If you have been following the saga of the Fontana Police Department over the past month, you know that there has been a dispute, but all the facts are not perfectly clear. It does revolve around differences between the police chief of Fontana and the village on the role of community based policing. Because the Village has been unable to manage the dispute, or maybe manage the police chief, they have decided it might be just easier to completely dissolve the police department.
Click on the post for the full article in the Janesville Gazette.
To mediate the dispute, and resolve it, the parties have called on the Department of Justice, specifically the Institute for Public Safety Partnerships, IPSP, which offers at no cost to the parties, several seminars or "curricula" one of which is on ethics, the one they are using.
It might appear to the casual observer that this is really an extreme case. I would suggest that it is not.
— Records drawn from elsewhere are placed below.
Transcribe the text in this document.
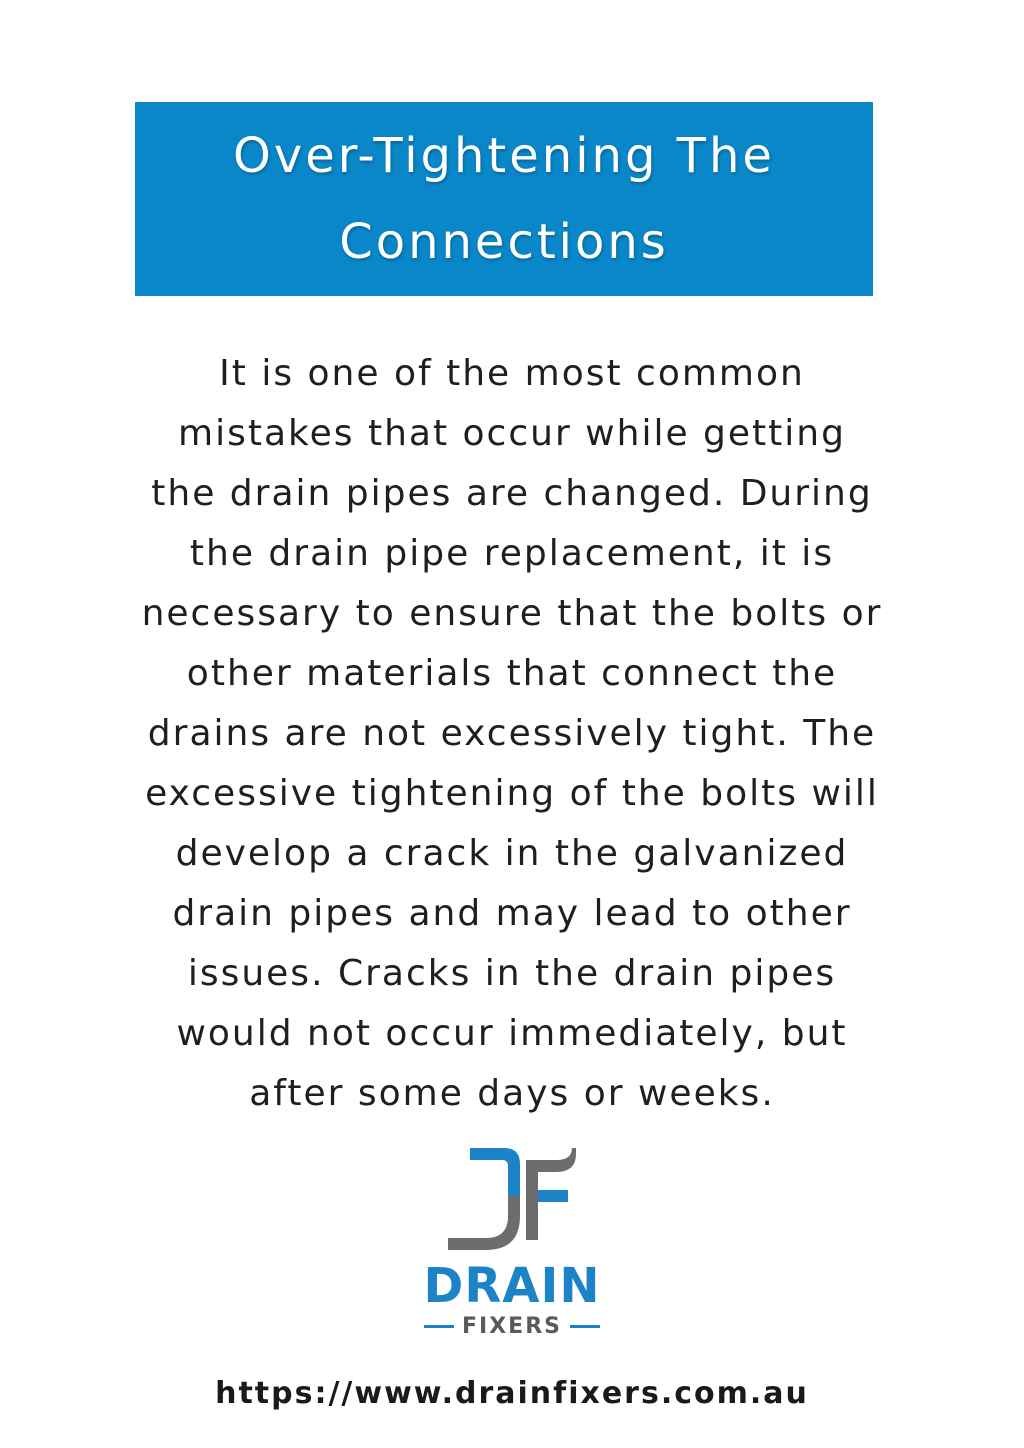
Over-Tightening The
Connections
It is one of the most common
mistakes that occur while getting
the drain pipes are changed. During
the drain pipe replacement, it is
necessary to ensure that the bolts or
other materials that connect the
drains are not excessively tight. The
excessive tightening of the bolts will
develop a crack in the galvanized
drain pipes and may lead to other
issues. Cracks in the drain pipes
would not occur immediately, but
after some days or weeks.
DRAIN
FIXERS
https://www.drainfixers.com.au
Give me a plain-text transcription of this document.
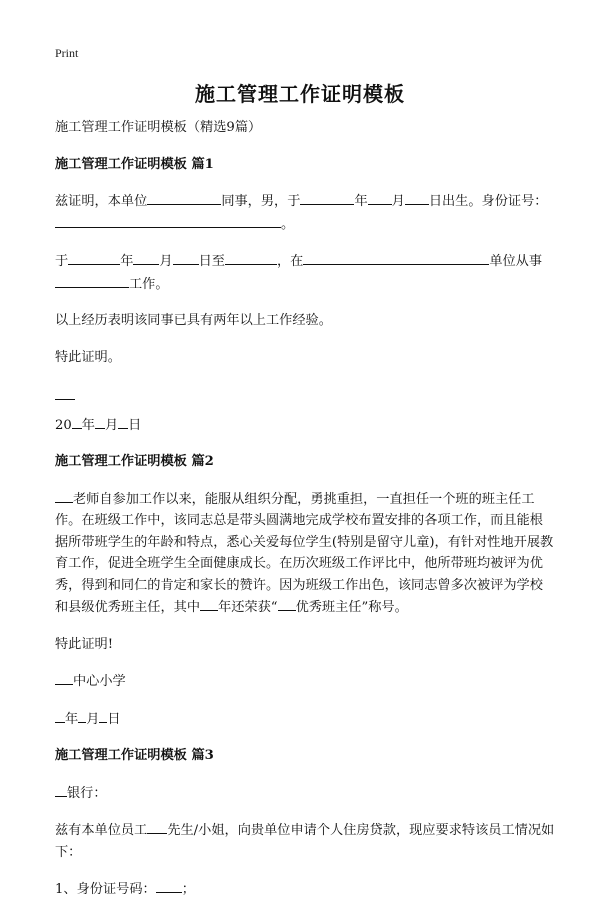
Print
施工管理工作证明模板

施工管理工作证明模板（精选9篇）

施工管理工作证明模板 篇1

兹证明，本单位	同事，男，于	年 月 日出生。身份证号：。

于	年 月 日至	，在	单位从事工作。

以上经历表明该同事已具有两年以上工作经验。

特此证明。

20 年 月 日

施工管理工作证明模板 篇2

老师自参加工作以来，能服从组织分配，勇挑重担，一直担任一个班的班主任工作。在班级工作中，该同志总是带头圆满地完成学校布置安排的各项工作，而且能根据所带班学生的年龄和特点，悉心关爱每位学生(特别是留守儿童)，有针对性地开展教育工作，促进全班学生全面健康成长。在历次班级工作评比中，他所带班均被评为优秀，得到和同仁的肯定和家长的赞许。因为班级工作出色，该同志曾多次被评为学校和县级优秀班主任，其中 年还荣获“ 优秀班主任”称号。

特此证明!

中心小学

年 月 日

施工管理工作证明模板 篇3

银行：

兹有本单位员工 先生/小姐，向贵单位申请个人住房贷款，现应要求特该员工情况如下：

1、身份证号码： ；
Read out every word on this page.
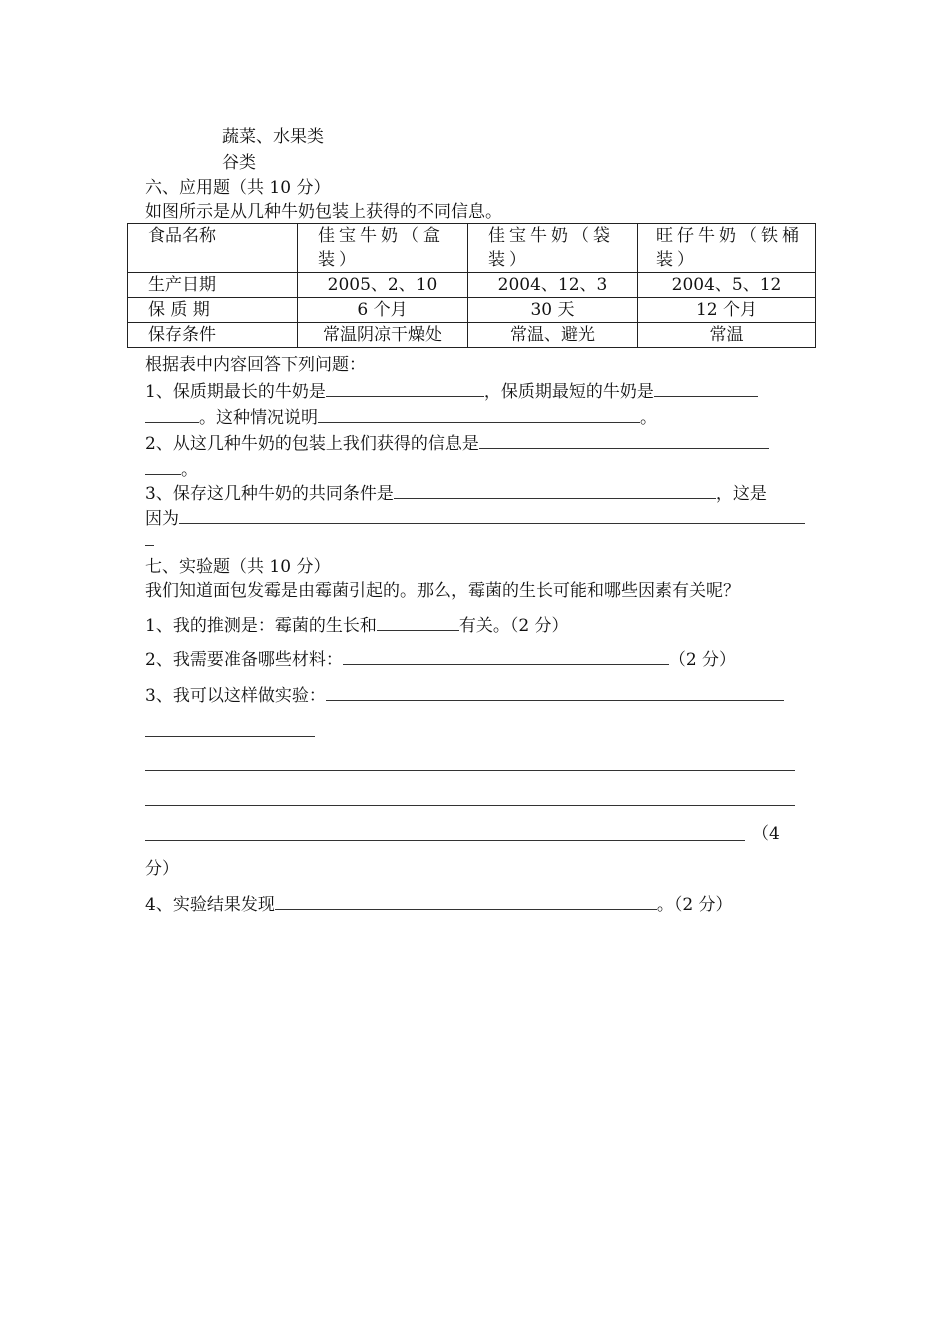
蔬菜、水果类
谷类
六、应用题（共 10 分）
如图所示是从几种牛奶包装上获得的不同信息。
食品名称	佳宝牛奶（盒装）	佳宝牛奶（袋装）	旺仔牛奶（铁桶装）
生产日期	2005、2、10	2004、12、3	2004、5、12
保 质 期	6 个月	30 天	12 个月
保存条件	常温阴凉干燥处	常温、避光	常温
根据表中内容回答下列问题：
1、保质期最长的牛奶是	，保质期最短的牛奶是
。这种情况说明	。
2、从这几种牛奶的包装上我们获得的信息是
。
3、保存这几种牛奶的共同条件是	，这是
因为
七、实验题（共 10 分）
我们知道面包发霉是由霉菌引起的。那么，霉菌的生长可能和哪些因素有关呢？
1、我的推测是：霉菌的生长和	有关。（2 分）
2、我需要准备哪些材料：	（2 分）
3、我可以这样做实验：
（4
分）
4、实验结果发现	。（2 分）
Many times in cases where there is a dispute between a professional and a village, where there are union contract issues involved, the legal resolution of the dispute is always narrow in scope, and does not resolve the larger public safety issues, which is what the public wants resolved. In Fontana, thus, since the community based policing system cannot be managed, the village is inclined to go to simply an incident responder mode, the Walworth Co Sheriffs Dept.
Two things about this case are interesting--First the Department of Justice offers these resources at no cost to police departments and cities of Southern Wisconsin. The web site that goes over the seminars and services is www.ipsp.us/c4cici.cfm
Secondly, at the very core of these services is the assumption that without ethics and trust, community based policing cannot work. That just jumps right out at you in the Fontana case. A thought to remember.